Coronavirus Anxiety Has Led to a Zoloft Shortage

Photo: Bloomberg via Getty Images

We have more bad news for you. According to a report from Bloomberg, the U.S. is experiencing a shortage of a commonly prescribed antidepressant. The Food and Drug Administration designated Zoloft, which is sold in generic form as sertraline, as a drug in short supply on Friday.
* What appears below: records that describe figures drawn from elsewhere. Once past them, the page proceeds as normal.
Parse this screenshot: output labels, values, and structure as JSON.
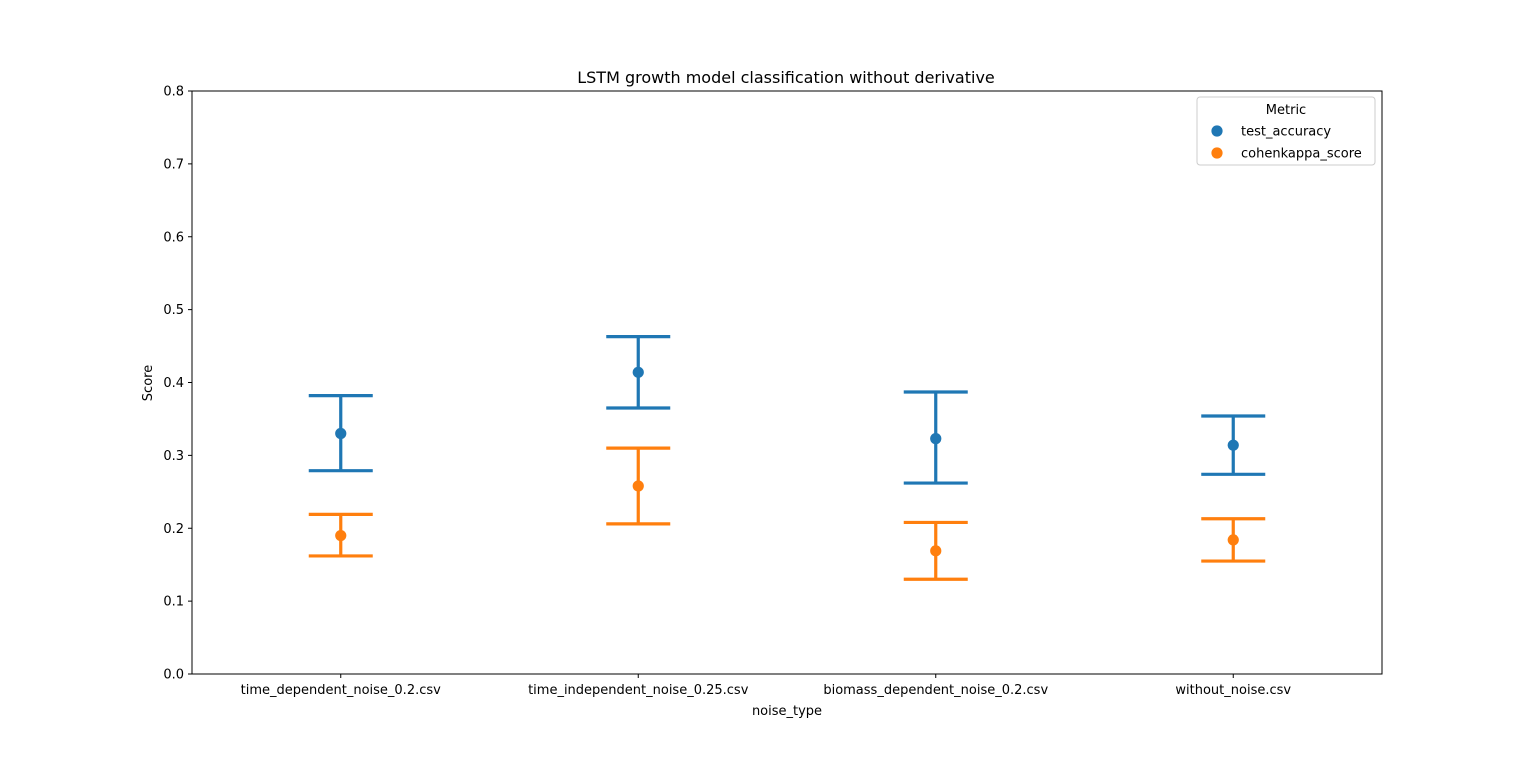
{
  "chart_data": {
    "type": "pointplot",
    "title": "LSTM growth model classification without derivative",
    "xlabel": "noise_type",
    "ylabel": "Score",
    "ylim": [
      0,
      0.8
    ],
    "yticks": [
      "0.0",
      "0.1",
      "0.2",
      "0.3",
      "0.4",
      "0.5",
      "0.6",
      "0.7",
      "0.8"
    ],
    "categories": [
      "time_dependent_noise_0.2.csv",
      "time_independent_noise_0.25.csv",
      "biomass_dependent_noise_0.2.csv",
      "without_noise.csv"
    ],
    "legend": {
      "title": "Metric",
      "placement": "top-right"
    },
    "series": [
      {
        "name": "test_accuracy",
        "color": "#1f77b4",
        "values": [
          0.33,
          0.414,
          0.323,
          0.314
        ],
        "ci_low": [
          0.279,
          0.365,
          0.262,
          0.274
        ],
        "ci_high": [
          0.382,
          0.463,
          0.387,
          0.354
        ]
      },
      {
        "name": "cohenkappa_score",
        "color": "#ff7f0e",
        "values": [
          0.19,
          0.258,
          0.169,
          0.184
        ],
        "ci_low": [
          0.162,
          0.206,
          0.13,
          0.155
        ],
        "ci_high": [
          0.219,
          0.31,
          0.208,
          0.213
        ]
      }
    ]
  }
}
As the need for mental health services grew in response to the effects of the pandemic, so too did the rate that Zoloft — which treats depression, post-traumatic stress disorder, and anxiety disorders, among other things — was prescribed. The drug’s prescription rate rose to 4.9 million in March, up by 12 percent compared to the previous year. This larger need coincided with pandemic-related fractures in the global supply chain and the difficulties companies had keeping up with an unforeseen demand.

The former affected suppliers of the generic version, sertraline. Bloomberg, by way of the FDA’s drug-shortage database, reports that these producers weren’t able to accrue enough of the drug’s active pharmaceutical ingredient, though they did not disclose to Bloomberg where the ingredient is made. The pharmaceutical companies Lupin Limited and Accord Healthcare both said sertraline would be on back order for at least two months.

Pfizer Inc., which produces Zoloft, is facing a more limited supply due to higher demand of some versions of the product, “such as 100 milligram tablets in 100-count bottles,” Bloomberg writer Anna Edney explained. A spokesperson from Pfizer told Bloomberg that they produce their own active pharmaceutical ingredients.